Armed with a Ph.D. in food biochemisty, Ali Bouzari has consulted on menu development for some of the most ambitious restaurants in the country, including the French Laundry, Benu and Eleven Madison Park. In 2014, he and three partners founded Pilot R&D in Northern California to provide research and development services to innovative restaurants and food companies. He is the company’s chief scientific officer. Bouzari’s first book, Ingredient: Unveiling the Essential Elements of Food (Ecco Press), was published in 2016.
You’ve had some big breaks in your brief career—working in some amazing places. What advice do you have for young people about how to engineer that big break?
Absolutely the most important skill I have is being able to explain things in persuasive human talk. Truly, the ability to communicate—to be a straightforward, earnest, collaborative human being—is kind of my only employable skill. When I was a graduate student in food biochemistry, a lot of my peers had published four or five times as many papers as I had by the time they graduated. They had gotten prestigious grants and great post-docs. The one leg up I had on some of them was that, in a field not traditionally filled with uber-gregarious people, I had the ability to communicate. Being able to build a coalition of the willing, of people who are not only interested in working with you but are invested in your success because they like you and think you’re going places, is of almost equal importance to those skills you’re trying to trade into a job. The top-tier chefs know they can get top-tier culinary talent, but is this person going to be a pleasure to work with?
Would you share a big professional risk that you took and how you prepared for it?
The most obvious one was founding Pilot R&D. It was a huge professional risk. The four of us co-founders decided to launch a company completely unfunded by external sources. It was like saying, “Let’s sink a lot of our resources, time and energy into a company that’s going to start out making zero money.” Each one of us was having success on our own, but we felt there was a ceiling to what we could do on our own.

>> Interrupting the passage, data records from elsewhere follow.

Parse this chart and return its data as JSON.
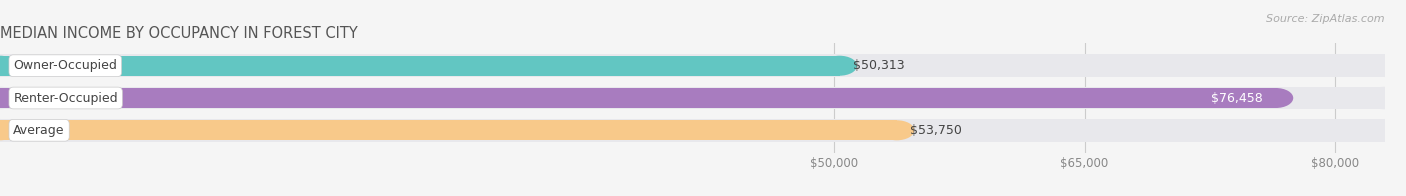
{
  "title": "MEDIAN INCOME BY OCCUPANCY IN FOREST CITY",
  "source": "Source: ZipAtlas.com",
  "categories": [
    "Owner-Occupied",
    "Renter-Occupied",
    "Average"
  ],
  "values": [
    50313,
    76458,
    53750
  ],
  "bar_colors": [
    "#62c6c2",
    "#a87cbf",
    "#f8c98a"
  ],
  "bar_bg_color": "#e8e8ec",
  "bar_bg_border": "#d0d0d8",
  "label_values": [
    "$50,313",
    "$76,458",
    "$53,750"
  ],
  "x_min": 0,
  "x_max": 83000,
  "x_ticks": [
    50000,
    65000,
    80000
  ],
  "x_tick_labels": [
    "$50,000",
    "$65,000",
    "$80,000"
  ],
  "title_fontsize": 10.5,
  "bar_height": 0.62,
  "bar_label_fontsize": 9,
  "cat_label_fontsize": 9,
  "source_fontsize": 8,
  "background_color": "#f5f5f5"
}
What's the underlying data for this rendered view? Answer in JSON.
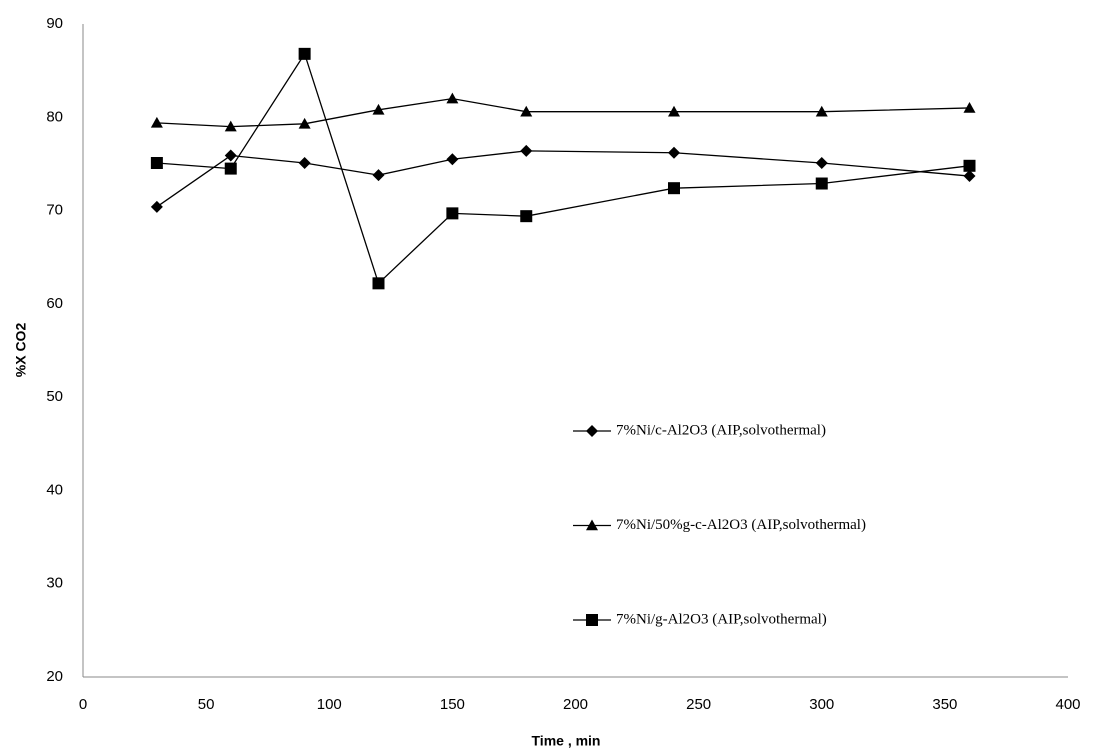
{
  "chart_data": {
    "type": "line",
    "x_label": "Time , min",
    "y_label": "%X CO2",
    "xlim": [
      0,
      400
    ],
    "xticks": [
      0,
      50,
      100,
      150,
      200,
      250,
      300,
      350,
      400
    ],
    "ylim": [
      20,
      90
    ],
    "yticks": [
      20,
      30,
      40,
      50,
      60,
      70,
      80,
      90
    ],
    "grid": false,
    "series": [
      {
        "name": "7%Ni/c-Al2O3 (AIP,solvothermal)",
        "color": "#000000",
        "marker": "diamond",
        "x": [
          30,
          60,
          90,
          120,
          150,
          180,
          240,
          300,
          360
        ],
        "values": [
          70.4,
          75.9,
          75.1,
          73.8,
          75.5,
          76.4,
          76.2,
          75.1,
          73.7
        ]
      },
      {
        "name": "7%Ni/50%g-c-Al2O3  (AIP,solvothermal)",
        "color": "#000000",
        "marker": "triangle",
        "x": [
          30,
          60,
          90,
          120,
          150,
          180,
          240,
          300,
          360
        ],
        "values": [
          79.4,
          79.0,
          79.3,
          80.8,
          82.0,
          80.6,
          80.6,
          80.6,
          81.0
        ]
      },
      {
        "name": "7%Ni/g-Al2O3  (AIP,solvothermal)",
        "color": "#000000",
        "marker": "square",
        "x": [
          30,
          60,
          90,
          120,
          150,
          180,
          240,
          300,
          360
        ],
        "values": [
          75.1,
          74.5,
          86.8,
          62.2,
          69.7,
          69.4,
          72.4,
          72.9,
          74.8
        ]
      }
    ]
  }
}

Now the firm is growing and you are hiring. What impresses you in an interview?
Gregariousness. The ability to be a joy to have around is indispensable, because the s–t is going to hit the fan at some point. I can teach people science and I can teach them how to cook, but I can’t teach people how to make everyone feel like their hair is not on fire when it definitely is.
Best piece of career advice anyone ever gave you?
Always tip what you’re comped. I learned that when I was an intern at Antonelli’s Cheese Shop in Austin. (Owners) John and Kendall were in the foodie public eye, and when they went to a restaurant, it was not improbable that their bill was going to be drastically adjusted down. They told me, “We tip what we would have paid anyway.” That feels right. Getting ahead is easier if you’re paying it forward.
What’s the best lesson—nothing to do with cooking—that you learned in a restaurant kitchen?
Clean station, clear mind. Every good restaurant kitchen has some pedantic mantra about working clean. One of my first chefs was not into saying Zen stuff, but he would say that when your station is messy, it’s a distraction. There’s something interesting to me about stopping in the middle of chaos to clean up—an act that has nothing to do with getting the scallops on the plate. When I was preparing to defend my dissertation—a four-hour long bludgeoning by five professors at once—I studied for six months straight. But I made time to go to the gym, made time to cook for myself, made sure that where I lived was clean. It was an amazing salve for my brain.
The Pilot R&D website talks a lot about collaboration and teamwork. But isn’t most culinary creativity a solitary endeavor? How can a young culinarian balance personal ambition with team spirit?
That idea of the genius auteur…I couldn’t disagree more. I grew up with an insanely diverse group of friends. Today they’re musicians, actors, architects, software engineers, geologists, documentary filmmakers. And we’re still collaborating. Every one of these people had something to do with my book. It felt like a cheat code for life, having this group around me. With our different abilities, we could tackle whatever came our way and it would be fun.
Every field is only going to get more cross-disciplinary as lines blur between software and food and engineering and marketing. You’re going to see a lot more people touting “the complete team.” But for me, it’s a way to have unlimited fun and to make the most viable enterprise.
Ali Bouzari’s book, Ingredient: Unveiling the Essential Elements of Food, seeks to explain the fundamental building blocks of food and how ingredients work behind the scenes in everything we cook.